As the undisputed lap-time leader, the new Ducati 1098 would be the no-brainer choice if everyone reading this possessed an AMA Pro license and lived at the end of a double-apex driveway. But the typically uncompromising design that makes the 1098 such a killer on the racetrack also makes it less than ideal in the everyday environs where most of us live and ride.
The Kawasaki and Yamaha are both excellent examples of just how much middleweight and literbike technology have advanced in recent generations. The ZX-6R is blessed with a brilliant chassis, but the 600cc motor retains just enough vestigial soft-on-bottom/narrow-on-top power characteristics to keep us wishing for more.
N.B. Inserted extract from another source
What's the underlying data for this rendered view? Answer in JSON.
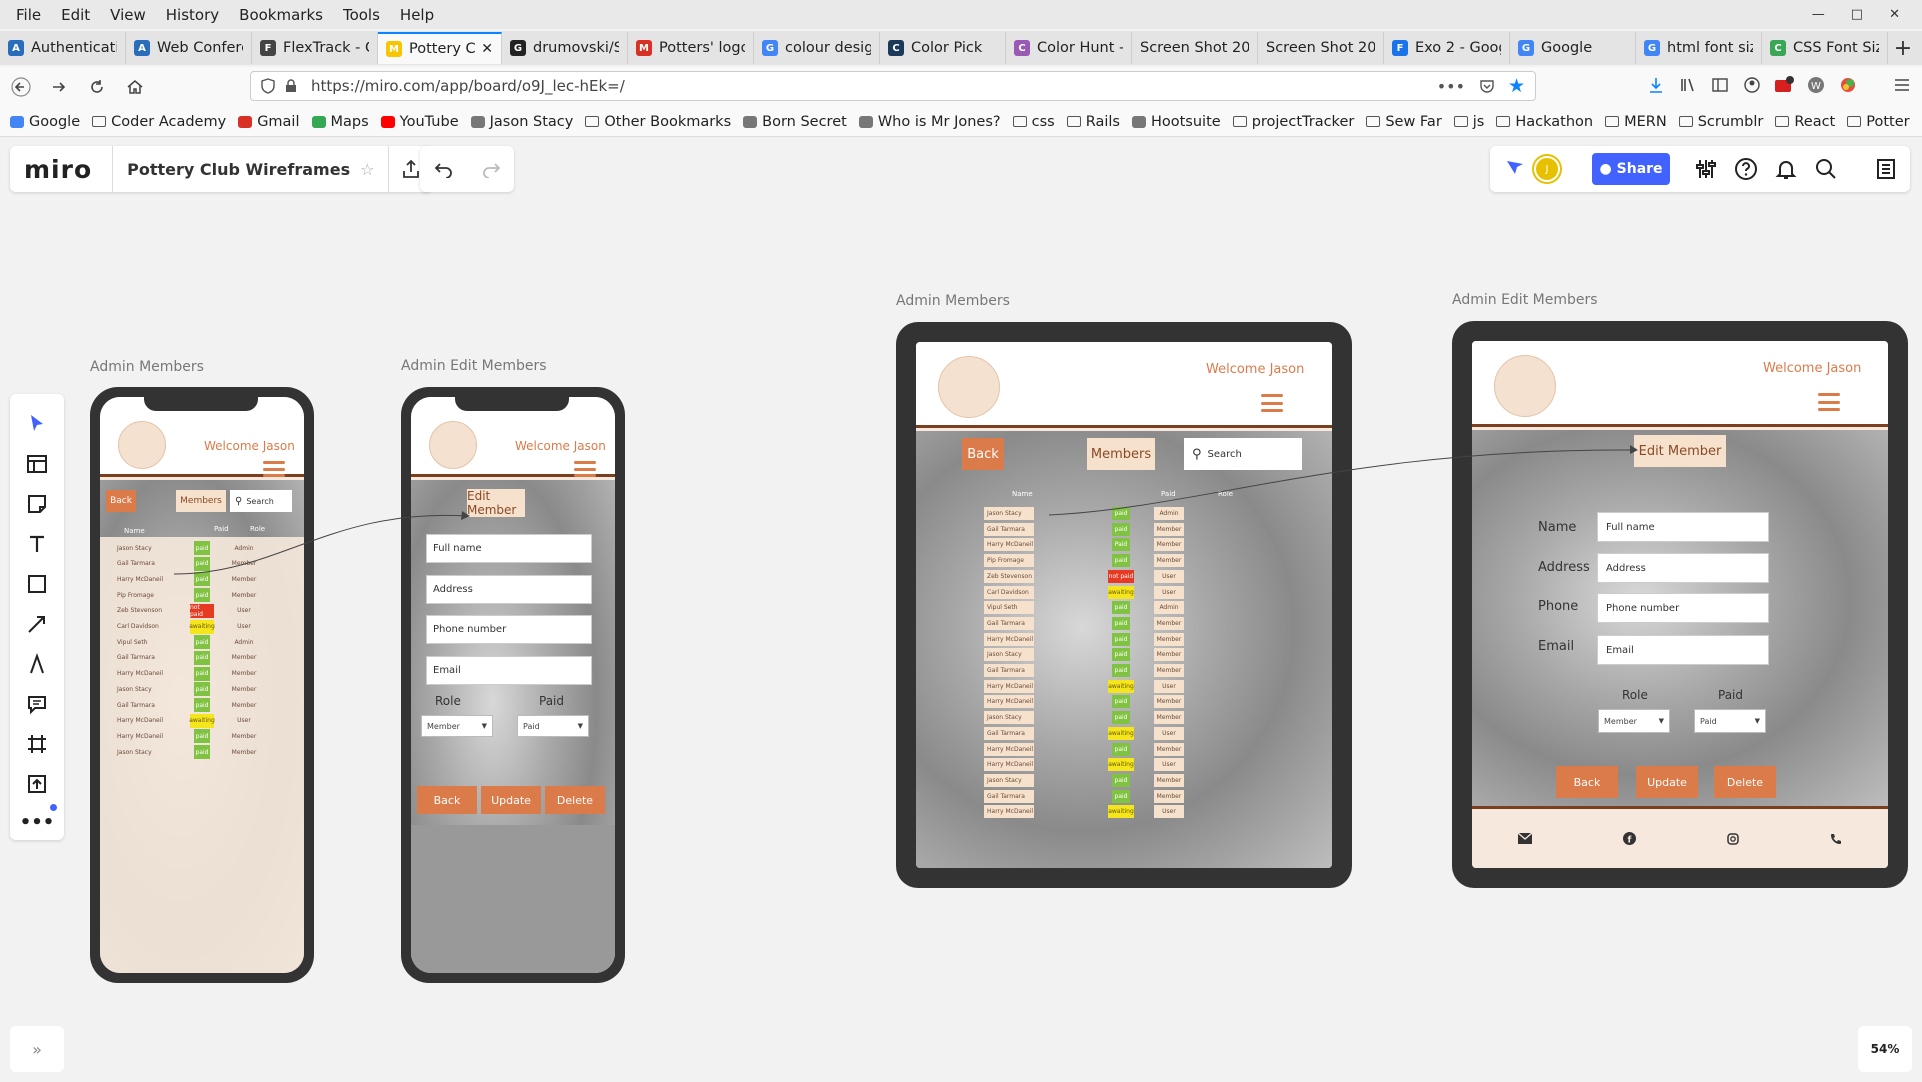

The R1 makes big power, but plus-sized physical dimensions and high steering effort reminded us that a literbike can still be a lot of motorcycle.
The Suzuki, on the other hand, felt anything but big, with a compact riding position, careful mass centralization and utterly un-literbike-like agility in the curves. You'd never guess you were on a 1000 until you unleashed all 158 rear-wheel ponies. The big GSX-R was held back by soft, poorly calibrated suspension on the racetrack, though it shined on the street.
But even the mighty Gixxer was no match for this season's Most Likely To Succeed, the Honda CBR600RR. The tester's logs were a revelation. Never before have so many different riders, from so many different backgrounds, all arrived at the same word-PERFECT-to describe the CBR600RR's attributes. Street or track, that word appeared over and over again to describe the comfortable ergos, muscular powerplant, composed chassis, excellent suspension and brakes, light controls and more. Few bikes we've tested have possessed such a perfect balance of outright competence and all-around accessibility as Honda's latest-and finest-CBR600RR, moving it squarely to the head of this class.